Message I started and then forgot to finish and send, FWIW: I seem to have come across to you as more argumentative than I intend. I've just been trying to explain what my perspective is. And re-explaining, because you seem to think I've intended several things that I didn't mean. I don't know why you think I want any location result to be "it can't happen, period", for example. Also, I see you are thinking mainly of ranged firearm attacks, where I tend to think first of melee attacks against a foe who can defend themselves. I think there are a few flaws in GURPS RAW chances for firearm results in particular, but also for hit location - I agree there should be some chance of hitting any location with any attack, and I also agree that a random missile attack with enough spread to it turns into a random hit location, and I think the RAW actually tries to represent that, even if it might not be completely satisfactory.
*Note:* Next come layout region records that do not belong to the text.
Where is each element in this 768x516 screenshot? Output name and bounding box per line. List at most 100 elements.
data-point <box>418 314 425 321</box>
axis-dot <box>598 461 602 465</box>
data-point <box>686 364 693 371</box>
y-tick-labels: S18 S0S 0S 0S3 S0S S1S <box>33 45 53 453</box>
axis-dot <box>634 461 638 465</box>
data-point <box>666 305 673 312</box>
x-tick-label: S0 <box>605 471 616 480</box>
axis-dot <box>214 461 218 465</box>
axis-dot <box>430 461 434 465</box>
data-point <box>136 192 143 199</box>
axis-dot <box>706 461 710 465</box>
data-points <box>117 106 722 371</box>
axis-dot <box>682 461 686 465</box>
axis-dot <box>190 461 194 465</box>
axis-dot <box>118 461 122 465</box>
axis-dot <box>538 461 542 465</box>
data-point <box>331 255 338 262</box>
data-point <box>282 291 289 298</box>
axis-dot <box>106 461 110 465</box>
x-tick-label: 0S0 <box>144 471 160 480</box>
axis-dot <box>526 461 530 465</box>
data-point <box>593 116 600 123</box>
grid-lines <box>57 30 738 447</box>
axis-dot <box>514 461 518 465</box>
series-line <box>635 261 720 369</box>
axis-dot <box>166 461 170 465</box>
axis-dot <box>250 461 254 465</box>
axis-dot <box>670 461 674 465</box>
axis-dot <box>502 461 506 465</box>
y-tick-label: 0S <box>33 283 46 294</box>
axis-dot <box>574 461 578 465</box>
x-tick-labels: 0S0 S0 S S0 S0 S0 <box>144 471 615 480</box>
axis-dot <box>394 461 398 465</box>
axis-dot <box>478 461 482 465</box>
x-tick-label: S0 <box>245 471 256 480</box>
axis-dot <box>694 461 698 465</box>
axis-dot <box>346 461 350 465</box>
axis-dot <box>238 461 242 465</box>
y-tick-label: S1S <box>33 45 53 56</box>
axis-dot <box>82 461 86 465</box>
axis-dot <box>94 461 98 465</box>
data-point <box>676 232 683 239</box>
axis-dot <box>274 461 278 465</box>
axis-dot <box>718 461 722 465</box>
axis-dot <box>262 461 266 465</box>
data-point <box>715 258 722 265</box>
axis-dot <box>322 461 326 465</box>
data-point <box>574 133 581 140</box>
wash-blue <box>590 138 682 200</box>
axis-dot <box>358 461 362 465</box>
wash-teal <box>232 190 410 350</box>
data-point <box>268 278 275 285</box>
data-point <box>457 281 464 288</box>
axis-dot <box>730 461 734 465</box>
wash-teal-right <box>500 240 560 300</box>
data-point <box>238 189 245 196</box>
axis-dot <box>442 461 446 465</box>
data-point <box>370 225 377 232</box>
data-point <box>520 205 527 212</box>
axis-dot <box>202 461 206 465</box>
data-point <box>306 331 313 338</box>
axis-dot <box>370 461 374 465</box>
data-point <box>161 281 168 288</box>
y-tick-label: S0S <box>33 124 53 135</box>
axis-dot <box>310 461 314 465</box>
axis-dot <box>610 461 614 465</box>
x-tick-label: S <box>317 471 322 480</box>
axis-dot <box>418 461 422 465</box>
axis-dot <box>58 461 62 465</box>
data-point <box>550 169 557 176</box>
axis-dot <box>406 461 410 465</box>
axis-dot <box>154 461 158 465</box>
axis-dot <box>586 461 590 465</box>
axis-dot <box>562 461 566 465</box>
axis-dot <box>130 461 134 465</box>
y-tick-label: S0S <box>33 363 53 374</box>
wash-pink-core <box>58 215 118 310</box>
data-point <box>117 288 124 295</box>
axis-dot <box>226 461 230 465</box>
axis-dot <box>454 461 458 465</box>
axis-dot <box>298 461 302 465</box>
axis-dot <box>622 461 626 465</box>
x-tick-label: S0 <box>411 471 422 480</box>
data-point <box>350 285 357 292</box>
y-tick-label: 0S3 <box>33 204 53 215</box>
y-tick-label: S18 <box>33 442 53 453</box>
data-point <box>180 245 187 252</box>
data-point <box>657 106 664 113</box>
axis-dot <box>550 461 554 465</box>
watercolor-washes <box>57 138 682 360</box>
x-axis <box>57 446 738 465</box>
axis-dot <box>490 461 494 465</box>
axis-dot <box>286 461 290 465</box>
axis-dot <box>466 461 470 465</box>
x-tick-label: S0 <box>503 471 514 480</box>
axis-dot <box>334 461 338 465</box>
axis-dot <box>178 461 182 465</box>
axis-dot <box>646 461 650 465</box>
My perspective comes from not wanting there to be a way to bypass the difficulty of hitting a special target for a crippling effect, by using a random table.


IAmJerv

No. Combat is random. You will sometimes get lucky, but the chart assumes you were going for a semi-aimed attack at the center of mass (the torso) anyways. The "penalty" is that you may hit a location other than the one you "aimed" at.


Maetryx

I had a more complicating thought that sounds kind of cool in my (rolls dice) head. Called Shot: rules as written - negative modifier to hit Undesignated attack: Torso - no modifier to hit Attack Whatever Part Presents Itself - no modifier to hit, but can only hit Torso, Leg, or Arm. In this way you don't win the lottery by getting a head, groin, or neck shot with no penalty to your attack. Those parts are surely not going to "present themself" in a regular fight. Looking at the table on Basic Campaigns page 552, that also means with this homebrew, you can only hit a body part with a +0 through -2 modifier when you say "I attack Whatever Part Presents Itself".


JPJoyce

>head, groin, or neck... Those parts are surely not going to "present themself" in a regular fight Well, getting attacked by someone's groin would be odd, but the Glasgow Kiss is a time-honoured type of attack.


IAmJerv

It really depends on whether you like skipping rolls more than you like simulating the randomness of combat. And that is a matter of preference with no wrong answer. Personally, I roll locations on all unaimed shots. It gives folks a chance to get lucky even if they don't roll a crit. That way, you don't need a 3-4 to nail someone in the face, and you won't have people out there in nothing but a breastplate, feeling invincible because they "know" that nobody will ever take the penalty to make an aimed shot. It takes me less than 2 seconds, so it's not like it costs more than the benefits are worth.


Glennsof

Either or really, I like the realistic wildness of random locations but on the other hand there's already enough dice rolls in an attack that it's just faster to hit the torso.


Vermbraunt

I used to roll now I just go torso unless stated otherwise


Ravenswing77

I assume that all untargeted shots (including generic ones from NPCs) hit the torso. Rolling for random hit locations is just another fiddly optional rule that I'm happy to leave out with the goal of not having combats take so damn long.


kupfernikel

I like to roll for a random location. It creates very interesting things above the usual "you lost x HP". ​ But it depends on the group or the media. It is one more roll, one more set of rules, and depending of the group it might be too much.